Quoting Peter Davis <[log in to unmask]>:
> I'm a new member, so I hope this hasn't already been beaten to death.
Welcome aboard, and no, I don't think this topic has ever arisen before.
> I'm trying to build a prototype as a proof of concept for a workflow
> that requires parsing two XML files. In coding this (C++), it occurred
> to me that having to conditionally test an element's name *after* the
> parser has already scanned it is redundant.
I'm not clear what the difficulty is here: this would be the normal
way of doing it. A parser checks for well-formedness, and then hands
the resulting tree to the application so that the application can do
whatever it's supposed to do.
> There's no reason I should
> have to perform a sequence of string comparisons on strings the parser
> has already scanned.
Ah. I am probably being dense here. Are you trying to locate or
isolate one specific element from within each file (ie as opposed to
needing to handle all the elements)?
> On the other hand, I don't have schemas for these files, so I can't use
> a data binding tool like CodeSynthesis.
> I thought a worthwhile improvement over existing SAX(2) parsers would
> be to simply allow registering element name specific callbacks. Instead
> of just calling me when any element begins or ends, I want to register
> a function for when <document> begins or ends, and another function for
> when <page> begins or ends, etc. This would make the code *much*
> cleaner, and eliminate multiple passes over the same strings.
I think this is outside the scope of a parser itself, which by
definition has to read the entire document before it can be satisfied
that it is usable.
Can you explain a little more about what you are actually trying to
do? I tend to build workflows at the scripting level rather than in a
single language because the facilities that can be plugged into the
pipeline are much more extensive.
> I have not come across this yet, though admittedly there are a *lot* of
> XML parsers out there, and I haven't seen them all. It seems like a
> fairly obvious enhancement to an otherwise simple SAX parser.
There are a number of tools which can be used to extract specific
individual elements, but by design they are mostly limited to handing
you the whole element, not the isolated start-tag or end-tag.
XSLT is probably the most common, but I assume you have already looked
at this. XQuery may also be useful if you are looking to identify an
There are also lxgrep and lxprintf (part of the ltxml2 package at
http://www.cogsci.ed.ac.uk/~richard/) which are very fast at pulling
stuff out of XML documents.
The old onsgmls parser (part of OpenSP at
http://sourceforge.net/projects/openjade/files/opensp/) can still
produce an ESIS stream, which is a line-by-line decomposition of the
document, and is very useful for creating trigger conditions because
it *does* expose the start-tags and end-tags as separate objects.

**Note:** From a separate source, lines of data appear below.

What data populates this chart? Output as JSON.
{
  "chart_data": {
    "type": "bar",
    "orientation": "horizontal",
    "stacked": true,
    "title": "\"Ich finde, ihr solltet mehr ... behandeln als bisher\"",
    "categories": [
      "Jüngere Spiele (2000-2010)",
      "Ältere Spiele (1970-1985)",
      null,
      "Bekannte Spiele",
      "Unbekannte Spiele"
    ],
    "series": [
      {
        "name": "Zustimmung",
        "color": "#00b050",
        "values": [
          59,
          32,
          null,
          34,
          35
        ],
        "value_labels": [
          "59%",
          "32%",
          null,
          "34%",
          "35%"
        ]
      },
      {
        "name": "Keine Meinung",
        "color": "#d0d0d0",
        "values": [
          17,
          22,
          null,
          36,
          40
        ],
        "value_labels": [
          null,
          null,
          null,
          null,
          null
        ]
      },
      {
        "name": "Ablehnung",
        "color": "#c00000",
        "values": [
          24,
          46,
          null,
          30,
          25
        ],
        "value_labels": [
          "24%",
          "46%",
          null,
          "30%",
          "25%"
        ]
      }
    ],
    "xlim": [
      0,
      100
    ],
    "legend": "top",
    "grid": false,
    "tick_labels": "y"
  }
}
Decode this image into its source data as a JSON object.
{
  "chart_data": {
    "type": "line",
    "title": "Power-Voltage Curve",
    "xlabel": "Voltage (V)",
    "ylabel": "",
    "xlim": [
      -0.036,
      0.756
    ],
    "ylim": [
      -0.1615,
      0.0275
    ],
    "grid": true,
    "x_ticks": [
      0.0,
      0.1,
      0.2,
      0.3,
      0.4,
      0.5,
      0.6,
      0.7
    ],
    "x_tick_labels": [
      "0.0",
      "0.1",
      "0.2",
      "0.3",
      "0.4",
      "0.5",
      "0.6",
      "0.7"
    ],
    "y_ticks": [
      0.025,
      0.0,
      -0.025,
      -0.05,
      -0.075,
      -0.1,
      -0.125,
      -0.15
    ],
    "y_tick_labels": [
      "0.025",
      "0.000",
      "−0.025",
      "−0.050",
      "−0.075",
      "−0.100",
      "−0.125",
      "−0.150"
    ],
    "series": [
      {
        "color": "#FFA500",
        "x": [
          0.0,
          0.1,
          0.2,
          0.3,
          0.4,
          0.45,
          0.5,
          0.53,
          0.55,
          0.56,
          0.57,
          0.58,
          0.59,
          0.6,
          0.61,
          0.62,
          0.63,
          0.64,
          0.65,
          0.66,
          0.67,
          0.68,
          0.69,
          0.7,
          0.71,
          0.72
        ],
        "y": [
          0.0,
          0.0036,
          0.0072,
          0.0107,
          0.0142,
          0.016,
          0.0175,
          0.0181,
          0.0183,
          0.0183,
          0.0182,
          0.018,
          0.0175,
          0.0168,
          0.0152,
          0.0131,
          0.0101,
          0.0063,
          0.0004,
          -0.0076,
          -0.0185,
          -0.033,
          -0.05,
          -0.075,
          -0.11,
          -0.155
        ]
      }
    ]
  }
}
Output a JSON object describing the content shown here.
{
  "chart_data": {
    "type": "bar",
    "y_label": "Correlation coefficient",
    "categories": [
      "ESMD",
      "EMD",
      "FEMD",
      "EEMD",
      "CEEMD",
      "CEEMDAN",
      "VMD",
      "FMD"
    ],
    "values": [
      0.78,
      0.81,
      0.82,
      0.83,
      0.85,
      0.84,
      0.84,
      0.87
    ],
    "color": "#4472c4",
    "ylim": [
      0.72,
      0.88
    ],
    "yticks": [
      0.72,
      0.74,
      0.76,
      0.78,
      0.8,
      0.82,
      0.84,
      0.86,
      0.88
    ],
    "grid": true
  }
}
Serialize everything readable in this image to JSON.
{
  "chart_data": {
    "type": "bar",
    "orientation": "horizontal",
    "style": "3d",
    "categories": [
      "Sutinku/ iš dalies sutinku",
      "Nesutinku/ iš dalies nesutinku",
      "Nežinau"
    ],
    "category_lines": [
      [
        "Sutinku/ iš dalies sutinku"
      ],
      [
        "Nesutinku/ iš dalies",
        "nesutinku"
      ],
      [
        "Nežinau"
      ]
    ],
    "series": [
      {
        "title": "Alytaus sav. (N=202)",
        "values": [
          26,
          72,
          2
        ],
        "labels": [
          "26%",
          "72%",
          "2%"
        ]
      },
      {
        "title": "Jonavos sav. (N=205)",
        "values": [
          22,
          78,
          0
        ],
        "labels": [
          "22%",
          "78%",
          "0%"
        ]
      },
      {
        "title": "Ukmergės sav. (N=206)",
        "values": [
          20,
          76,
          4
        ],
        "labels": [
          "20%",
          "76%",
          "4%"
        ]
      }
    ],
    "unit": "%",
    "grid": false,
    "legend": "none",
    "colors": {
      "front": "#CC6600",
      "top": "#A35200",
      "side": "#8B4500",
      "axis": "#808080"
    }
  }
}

There are many libraries for Perl, Python, Tcl, and other scripting
languages which may do the same, but I have no in-depth experience of
them. Ditto for C, C++, Java, etc.
I try to avoid using non-XML solutions, because they are prone to
misinterpret the markup in certain conditions (inside a CDATA marked
section, for example), but depending on the nature of your documents,
it may be possible to use nasty tricks like turning all newlines into
spaces and then turning all < characters into newlines and all <
characters into spaces; this leaves the element type name at the start
of every line, followed by a space, which can then be isolated, eg
cat myfile.xml | tr '\012<>' '\040\012\040' | grep '^page\ '
but without knowing what you want to do with the result it isn't
possible to know if that approach is useful.